Because the patient had clinical signs and radiographic evidence1-7 of both gastric and small intestinal obstruction, gastrointestinal endoscopy would probably not be successful in retrieving a foreign body from the proximal jejunum. Although serum amylase levels were slightly elevated in this patient, the chronicity of the condition and normal white blood cell count did not support a clear-cut diagnosis of pancreatitis. Serum amylase can be increased due to lack of renal clearance in a dehydrated animal. An increased level of serum amylase is not a sensitive or specific indicator of pancreatitis-elevations can also occur with gastrointestinal inflammation.2 Although dilatation of the duodenum is sometimes observed with pancreatitis, the generalized small intestinal dilatation was more characteristic of a small bowel obstruction.1

Case Management

Clinician's Brief
Exploratory laparotomy was done, and a whole compressed vegetable chew treat was removed from the stomach by gastrotomy (Figure 3) and pieces of chew treats were removed from the jejunum by two enterotomy incisions (Figure 4).

Figure 3. At the time of surgery, a whole compressed vegetable chew treat was removed from the patient’s stomach.

Clinician's Brief

Additional pieces of the compressed vegetable chew treat were successfully milked into the patient's colon and were removed by defecation. The patient recovered uneventfully from surgery and continued to receive IV fluids, H2 receptor blockers (famotidine 0.5 mg/kg IV Q 12 H), analgesia (fentanyl 3 µg/kg/hour IV continuous-rate infusion),

Clinician's Brief
and cephalexin (22 mg/kg PO Q 8 H). She began eating 24 hours later, and was discharged at 36 hours after surgery without further incident.

Figure 4. Further exploration revealed two obstructions in the jejunum, comprising large pieces of a compressed vegetable chew treat.

Compressed vegetable chew treats are easily gulped. Although the manufacturer states that owners should be present during chewing of the product to prevent gulping or rapid ingestion, realistically this is often not possible. Some manufacturers claim that the products are 100% digestible. However, digestion can take days, and before it can occur, large pieces can, and do, move past the pylorus and can cause life-threatening intestinal obstruction.

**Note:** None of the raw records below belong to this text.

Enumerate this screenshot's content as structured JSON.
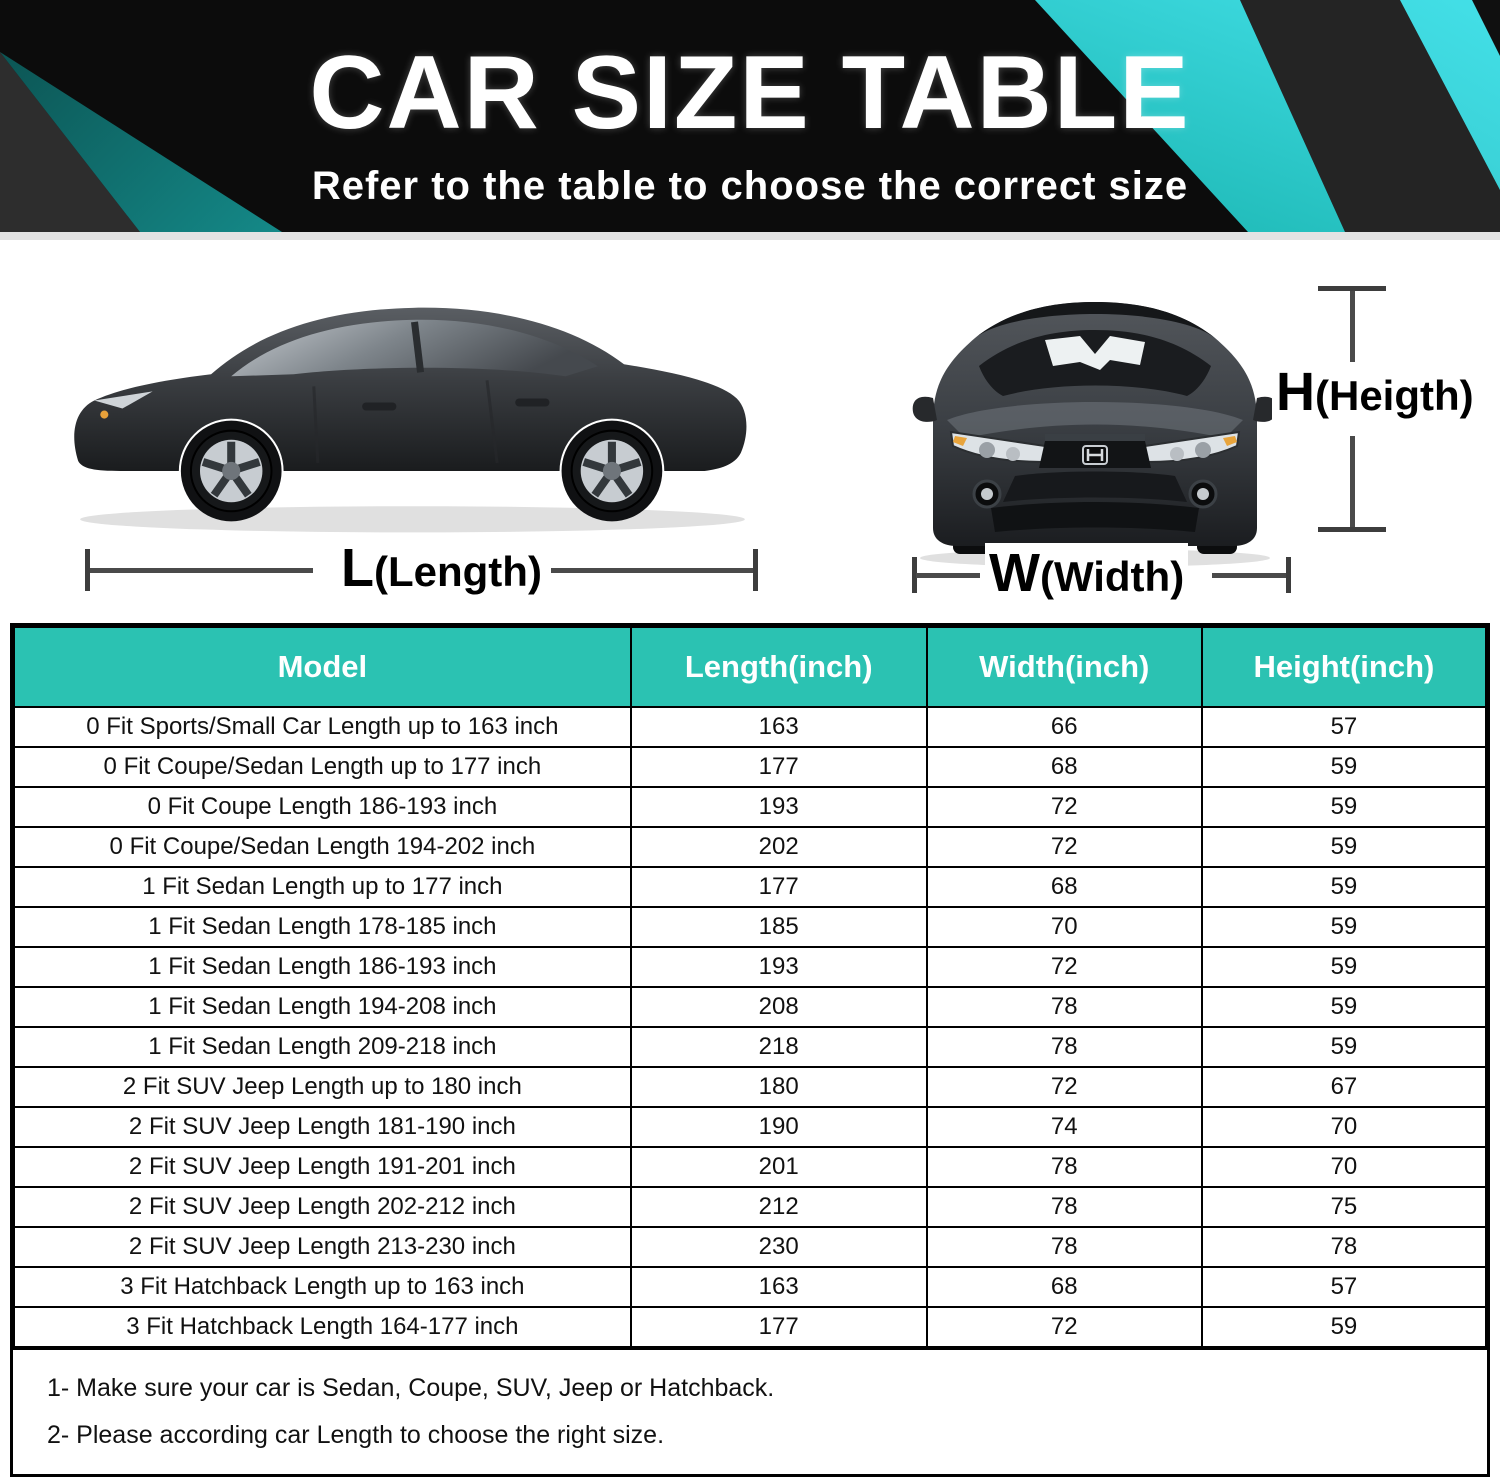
{
  "colors": {
    "accent_teal": "#2bc2b2",
    "banner_background": "#0c0c0c",
    "banner_stripe_teal": "#2fd0dc"
  },
  "banner": {
    "title": "CAR SIZE TABLE",
    "subtitle": "Refer to the table to choose the correct size"
  },
  "diagram": {
    "length_label": {
      "prefix": "L",
      "text": "(Length)"
    },
    "width_label": {
      "prefix": "W",
      "text": "(Width)"
    },
    "height_label": {
      "prefix": "H",
      "text": "(Heigth)"
    }
  },
  "chart_data": {
    "type": "table",
    "title": "CAR SIZE TABLE",
    "columns": [
      "Model",
      "Length(inch)",
      "Width(inch)",
      "Height(inch)"
    ],
    "rows": [
      [
        "0 Fit Sports/Small Car Length up to 163 inch",
        "163",
        "66",
        "57"
      ],
      [
        "0 Fit Coupe/Sedan Length up to 177 inch",
        "177",
        "68",
        "59"
      ],
      [
        "0 Fit Coupe Length 186-193 inch",
        "193",
        "72",
        "59"
      ],
      [
        "0 Fit Coupe/Sedan Length 194-202 inch",
        "202",
        "72",
        "59"
      ],
      [
        "1 Fit Sedan Length up to 177 inch",
        "177",
        "68",
        "59"
      ],
      [
        "1 Fit Sedan Length 178-185 inch",
        "185",
        "70",
        "59"
      ],
      [
        "1 Fit Sedan Length 186-193 inch",
        "193",
        "72",
        "59"
      ],
      [
        "1 Fit Sedan Length 194-208 inch",
        "208",
        "78",
        "59"
      ],
      [
        "1 Fit Sedan Length 209-218 inch",
        "218",
        "78",
        "59"
      ],
      [
        "2 Fit SUV Jeep Length up to 180 inch",
        "180",
        "72",
        "67"
      ],
      [
        "2 Fit SUV Jeep Length 181-190 inch",
        "190",
        "74",
        "70"
      ],
      [
        "2 Fit SUV Jeep Length 191-201 inch",
        "201",
        "78",
        "70"
      ],
      [
        "2 Fit SUV Jeep Length 202-212 inch",
        "212",
        "78",
        "75"
      ],
      [
        "2 Fit SUV Jeep Length 213-230 inch",
        "230",
        "78",
        "78"
      ],
      [
        "3 Fit Hatchback Length up to 163 inch",
        "163",
        "68",
        "57"
      ],
      [
        "3 Fit Hatchback Length 164-177 inch",
        "177",
        "72",
        "59"
      ]
    ],
    "notes": [
      "1- Make sure your car is Sedan, Coupe, SUV, Jeep or Hatchback.",
      "2- Please according car Length to choose the right size."
    ]
  }
}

In this case, it was difficult to assess whether the gastric or jejunal foreign body was causing the vomiting. Most likely, movement of the foreign matter within the intestinal tract caused partial obstruction and intermittent signs of vomiting and abdominal pain before complete obstruction occurred.3-7 The size and color of the gastric foreign body suggested recent ingestion, although lack of passage of barium into the proximal duodenum was consistent with either pyloric obstruction or ileus secondary to the proximal jejunal obstruction.1 Potential complications associated with gastrointestinal foreign bodies include intestinal devitalization or perforation with peritonitis, aspiration pneumonia, reflux esophagitis, and obstruction of the pancreatic duct causing pancreatitis or ascending cholangitis. Other more serious complications include bacterial translocation, bacteremia and sepsis, hypovolemic and/or septic shock, and disseminated intravascular coagulation. Diagnosis and management, which may include surgical intervention, should be done promptly before additional complications occur.3-7

 Take-Home Messages
• Gastrointestinal foreign bodies should be considered in any patient with intermittent signs of vomiting, anorexia, and abdominal pain.
• Even with appropriate use, compressed vegetable chew treats can be ingested whole or bitten into pieces large enough to cause gastrointestinal obstruction.
• Clients should be cautioned about proper use of, and the potential for gastrointestinal obstruction with, use of any toy or dental chew product, even highly digestible compressed vegetable chew treats.